Person 38, giving evidence for Roberts-Smith Wednesday about the Whiskey 108 raid, told the court that after the tunnel was discovered, he “cleared” – swept for insurgents and weapons and then rendered safe – a nearby orchard with his patrol-mate Person 41.

This evidence, he conceded, was not part of his outline of evidence provided to the court.

Person 38 said he remembered clearing the orchard because he had initially asked another patrol-mate, Person 40, to clear the orchard with him, but that Person 40 refused.

“Person 40 did not want to clear that orchard with me for reasons of courage. And Person 41 to his credit, took his place and cleared that orchard with me,” Person 38 told the court.

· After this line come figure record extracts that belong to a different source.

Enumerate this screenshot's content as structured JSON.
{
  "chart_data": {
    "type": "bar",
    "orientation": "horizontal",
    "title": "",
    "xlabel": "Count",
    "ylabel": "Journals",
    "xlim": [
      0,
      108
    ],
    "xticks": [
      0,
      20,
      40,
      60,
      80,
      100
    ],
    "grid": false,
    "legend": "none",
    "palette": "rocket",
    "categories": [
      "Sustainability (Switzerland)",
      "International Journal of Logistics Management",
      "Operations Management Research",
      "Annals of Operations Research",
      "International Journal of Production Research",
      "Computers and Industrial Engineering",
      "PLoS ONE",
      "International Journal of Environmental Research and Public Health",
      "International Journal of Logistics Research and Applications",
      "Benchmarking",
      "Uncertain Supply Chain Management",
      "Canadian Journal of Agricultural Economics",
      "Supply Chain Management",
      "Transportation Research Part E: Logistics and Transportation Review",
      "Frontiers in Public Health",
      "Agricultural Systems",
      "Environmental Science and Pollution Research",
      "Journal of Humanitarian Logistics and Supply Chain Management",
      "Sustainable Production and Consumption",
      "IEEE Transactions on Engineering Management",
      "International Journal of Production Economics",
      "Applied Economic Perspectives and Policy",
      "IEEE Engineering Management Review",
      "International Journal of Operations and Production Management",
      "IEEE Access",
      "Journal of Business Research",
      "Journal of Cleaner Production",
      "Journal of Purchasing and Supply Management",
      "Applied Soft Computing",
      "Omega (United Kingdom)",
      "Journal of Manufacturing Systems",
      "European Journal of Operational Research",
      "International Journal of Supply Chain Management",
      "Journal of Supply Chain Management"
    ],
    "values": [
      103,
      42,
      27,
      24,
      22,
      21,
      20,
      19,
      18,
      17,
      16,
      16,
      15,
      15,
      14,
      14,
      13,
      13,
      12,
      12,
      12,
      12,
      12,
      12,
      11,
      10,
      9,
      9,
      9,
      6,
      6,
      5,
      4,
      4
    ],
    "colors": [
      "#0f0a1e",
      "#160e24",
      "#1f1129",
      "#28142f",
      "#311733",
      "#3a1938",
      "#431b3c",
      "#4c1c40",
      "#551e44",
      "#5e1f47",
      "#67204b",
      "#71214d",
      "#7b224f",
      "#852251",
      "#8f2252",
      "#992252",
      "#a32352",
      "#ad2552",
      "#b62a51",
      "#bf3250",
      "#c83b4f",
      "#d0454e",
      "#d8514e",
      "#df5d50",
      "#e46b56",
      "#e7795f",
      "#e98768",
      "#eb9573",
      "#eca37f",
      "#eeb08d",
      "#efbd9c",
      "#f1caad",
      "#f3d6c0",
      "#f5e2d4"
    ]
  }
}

Testimony about Person 41’s movements are critical because of his evidence to the court about being asked for his suppressor – then allegedly used in the killing of the elderly man – and his eyewitness account of seeing the man with the prosthetic leg murdered.

Nicholas Owens SC, for the newspapers, put it to Person 38 he had fabricated the orchard story in order to bolster Roberts-Smith’s version of events.

“That is incorrect,” Person 38 replied.

Owens asked Person 38 why, if the orchard story was true, he had not included it in his outline of evidence.

Person 38 said it wasn’t “pivotal”.

“I’ve been subpoenaed to come here and tell the truth,” he said. “It’s not in my outline of evidence, but it’s the truth.”

Owens put it to Person 38 he had “never told anyone before today” about clearing the orchard and had “only invented this story” after Person 41 had given evidence about both alleged executions, in order to place Person 41 elsewhere in the compound.

“That’s not correct,” Person 38 said. “I cleared that orchard with Person 41.”

Person 38 remains in the witness box under cross-examination.

• This article was amended on 19 May 2022 to correct the number of patrol members who have given evidence. Six have done so, not five as a previous version of the story said.